Wethouders CU en SGP zitten stevig in het zadel
Wethouders van ChristenUnie en SGP, CDA en D66 komen minder snel ten val dan hun collega-bestuurders van andere partijen. Lokale lijsten en de SP blijken juist niet zulke constante bestuurderspartijen.
Dat blijkt uit onderzoek dat bureau De Collegetafel deed in opdracht van het Reformatorisch Dagblad. Van de 1483 wethouders die in 2014 aan de nieuwe bestuursperiode begonnen, moesten er 164 voortijdig aftreden. Dat is omgerekend een op de negen wethouders, oftewel 11 procent.

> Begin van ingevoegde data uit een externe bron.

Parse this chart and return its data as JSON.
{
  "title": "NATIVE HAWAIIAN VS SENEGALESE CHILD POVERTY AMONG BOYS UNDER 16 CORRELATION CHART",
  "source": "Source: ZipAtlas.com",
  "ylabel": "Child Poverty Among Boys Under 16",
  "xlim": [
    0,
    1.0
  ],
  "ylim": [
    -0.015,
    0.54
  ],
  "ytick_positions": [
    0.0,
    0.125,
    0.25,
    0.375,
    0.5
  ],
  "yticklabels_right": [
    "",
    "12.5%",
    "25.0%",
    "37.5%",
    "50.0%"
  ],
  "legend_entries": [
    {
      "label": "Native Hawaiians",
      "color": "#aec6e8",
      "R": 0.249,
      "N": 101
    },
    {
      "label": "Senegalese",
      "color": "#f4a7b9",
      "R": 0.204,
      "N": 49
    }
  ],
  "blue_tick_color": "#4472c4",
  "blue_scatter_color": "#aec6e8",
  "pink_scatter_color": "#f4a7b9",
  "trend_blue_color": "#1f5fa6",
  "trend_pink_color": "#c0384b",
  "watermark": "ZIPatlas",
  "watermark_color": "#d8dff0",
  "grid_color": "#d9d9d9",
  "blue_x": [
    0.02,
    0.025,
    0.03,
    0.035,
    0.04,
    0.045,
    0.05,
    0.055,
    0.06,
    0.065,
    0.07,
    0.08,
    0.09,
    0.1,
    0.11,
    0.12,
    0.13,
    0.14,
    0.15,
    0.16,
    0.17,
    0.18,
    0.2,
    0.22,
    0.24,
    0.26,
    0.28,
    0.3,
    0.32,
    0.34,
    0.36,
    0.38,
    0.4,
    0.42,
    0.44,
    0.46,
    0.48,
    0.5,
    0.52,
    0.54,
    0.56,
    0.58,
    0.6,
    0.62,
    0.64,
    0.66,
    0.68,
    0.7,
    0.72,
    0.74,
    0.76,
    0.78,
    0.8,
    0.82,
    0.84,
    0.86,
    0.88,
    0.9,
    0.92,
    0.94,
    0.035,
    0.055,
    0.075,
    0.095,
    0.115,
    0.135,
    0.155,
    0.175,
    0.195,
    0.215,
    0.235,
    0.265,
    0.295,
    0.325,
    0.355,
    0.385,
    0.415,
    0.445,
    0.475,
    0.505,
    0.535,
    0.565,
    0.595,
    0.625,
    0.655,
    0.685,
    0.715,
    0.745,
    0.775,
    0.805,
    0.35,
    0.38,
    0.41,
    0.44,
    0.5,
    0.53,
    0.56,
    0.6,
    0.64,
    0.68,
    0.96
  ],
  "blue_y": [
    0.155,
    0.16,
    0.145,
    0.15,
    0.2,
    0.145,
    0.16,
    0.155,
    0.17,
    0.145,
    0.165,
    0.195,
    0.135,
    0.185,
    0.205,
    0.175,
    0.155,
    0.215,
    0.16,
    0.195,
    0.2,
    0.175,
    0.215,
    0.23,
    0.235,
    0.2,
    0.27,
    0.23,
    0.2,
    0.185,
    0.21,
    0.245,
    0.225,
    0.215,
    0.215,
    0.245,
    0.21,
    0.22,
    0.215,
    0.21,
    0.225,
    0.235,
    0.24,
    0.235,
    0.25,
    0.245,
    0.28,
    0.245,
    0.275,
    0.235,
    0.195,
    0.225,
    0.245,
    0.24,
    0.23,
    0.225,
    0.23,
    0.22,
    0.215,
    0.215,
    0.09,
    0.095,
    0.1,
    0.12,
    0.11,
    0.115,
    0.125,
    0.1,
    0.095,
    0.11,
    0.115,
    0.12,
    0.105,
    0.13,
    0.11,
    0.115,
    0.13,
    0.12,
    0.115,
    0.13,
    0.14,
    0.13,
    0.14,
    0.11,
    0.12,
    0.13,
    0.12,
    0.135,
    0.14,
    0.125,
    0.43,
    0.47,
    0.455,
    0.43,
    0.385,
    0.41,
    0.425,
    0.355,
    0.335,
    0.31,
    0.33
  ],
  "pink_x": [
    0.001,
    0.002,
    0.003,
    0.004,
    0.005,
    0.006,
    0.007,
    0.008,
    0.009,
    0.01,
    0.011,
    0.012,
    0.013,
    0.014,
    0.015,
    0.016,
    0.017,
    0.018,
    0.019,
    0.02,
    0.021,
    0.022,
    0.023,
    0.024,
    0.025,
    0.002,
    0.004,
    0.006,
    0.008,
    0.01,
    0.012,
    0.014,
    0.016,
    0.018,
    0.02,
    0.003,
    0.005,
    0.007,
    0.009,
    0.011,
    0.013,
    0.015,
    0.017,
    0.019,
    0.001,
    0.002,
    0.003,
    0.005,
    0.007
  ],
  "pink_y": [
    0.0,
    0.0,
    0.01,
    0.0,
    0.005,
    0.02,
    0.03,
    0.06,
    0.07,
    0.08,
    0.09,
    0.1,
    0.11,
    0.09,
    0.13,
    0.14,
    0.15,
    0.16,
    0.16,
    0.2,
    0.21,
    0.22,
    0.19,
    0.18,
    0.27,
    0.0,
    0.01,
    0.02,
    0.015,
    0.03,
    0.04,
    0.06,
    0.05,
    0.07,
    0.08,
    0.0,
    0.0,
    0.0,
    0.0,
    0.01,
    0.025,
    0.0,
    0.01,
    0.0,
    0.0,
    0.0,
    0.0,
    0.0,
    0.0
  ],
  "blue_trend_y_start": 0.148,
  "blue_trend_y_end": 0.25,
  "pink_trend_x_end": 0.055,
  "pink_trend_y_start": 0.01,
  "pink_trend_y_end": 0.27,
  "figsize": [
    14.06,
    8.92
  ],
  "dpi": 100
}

In het onderzoek zijn alleen de wethouders meegeteld die niet werden opgevolgd door een partijgenoot.
Een op de vijf SP’ers
Van de wethouders van lokale partijen moest een op de zeven het veld ruimen: 59 van de 393 (15 procent), van de SP-wethouders vertrok zelfs een op de vijf (11 van de 53) vanwege een politieke crisis.

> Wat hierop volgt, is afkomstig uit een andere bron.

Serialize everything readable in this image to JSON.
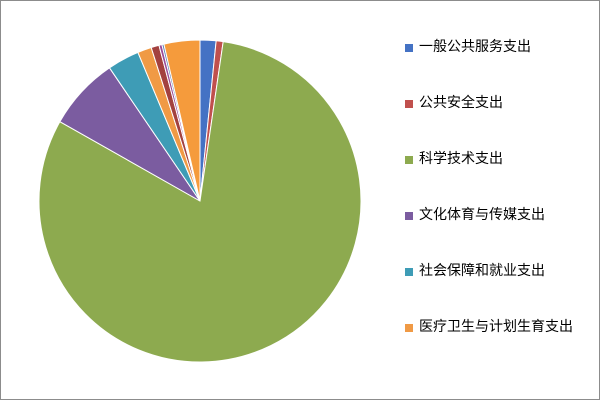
{
  "chart_data": {
    "type": "pie",
    "title": "",
    "legend_position": "right",
    "slices": [
      {
        "label": "一般公共服务支出",
        "value": 1.6,
        "color": "#4472C4"
      },
      {
        "label": "公共安全支出",
        "value": 0.7,
        "color": "#C0504D"
      },
      {
        "label": "科学技术支出",
        "value": 80.9,
        "color": "#8DAA4F"
      },
      {
        "label": "文化体育与传媒支出",
        "value": 7.3,
        "color": "#7B5CA0"
      },
      {
        "label": "社会保障和就业支出",
        "value": 3.2,
        "color": "#3E9CB6"
      },
      {
        "label": "医疗卫生与计划生育支出",
        "value": 1.4,
        "color": "#F09A45"
      },
      {
        "label": "",
        "value": 0.8,
        "color": "#A3413F"
      },
      {
        "label": "",
        "value": 0.3,
        "color": "#9A4C98"
      },
      {
        "label": "",
        "value": 0.2,
        "color": "#5B7FB6"
      },
      {
        "label": "",
        "value": 3.6,
        "color": "#F59B3C"
      }
    ]
  }
}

Van de 144 wethouders met een ChristenUnie-, SGP- of gecombineerde CU-SGP-achtergrond moesten er 8 aftreden, omgerekend een op de achttien (6 procent).
Ook CDA en D66 deden het goed. Van de wethouders met die politieke achtergrond trad zo’n 8 procent af vanwege een politieke crisis; minder dan het gemiddelde van 11 procent. Rond dit percentage zitten VVD (11), PvdA en GroenLinks (beide 12).
Meer kwijt dan erbij
Partijen kregen er tussentijds ook wethouders bij. De meeste partijen raakten in absolute aantallen meer van deze gemeentebestuurders kwijt dan dat ze erbij kregen.

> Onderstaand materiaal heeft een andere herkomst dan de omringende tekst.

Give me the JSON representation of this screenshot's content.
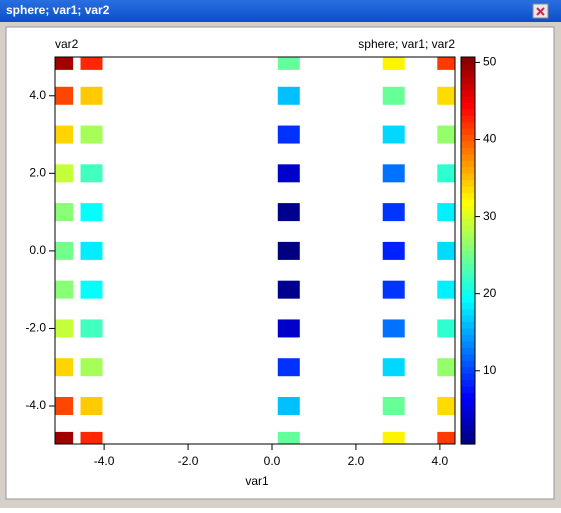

ChristenUnie, SGP en CU-SGP-combinaties waren de enige partijen die per saldo meer wethouders overhielden: plus 3. Dit duidt erop dat coalitiepartijen die na een politieke crisis de oorspronkelijke coalitie voortzetten, relatief vaak ChristenUnie en/of SGP uitkiezen als nieuwe coalitiepartner.
In het onderzoek is ook gekeken naar de reden waarom een wethouder moest aftreden. De belangrijkste reden waarom wethouders vroegtijdig moesten vertrekken, ligt in een breuk of verstoorde verhoudingen binnen de coalitie.
De afgelopen collegeperiode kostte dat 85 wethouders de kop. Het gros van hen was bestuurder namens een lokale partij (7,6 procent), gevolgd door de PvdA (6 procent).
Een gebrek aan integriteit was voor 34 wethouders de reden om op te stappen. Dit gebeurde het meest bij wethouders van lokale partijen (3,3 procent) en de VVD (3,1 procent).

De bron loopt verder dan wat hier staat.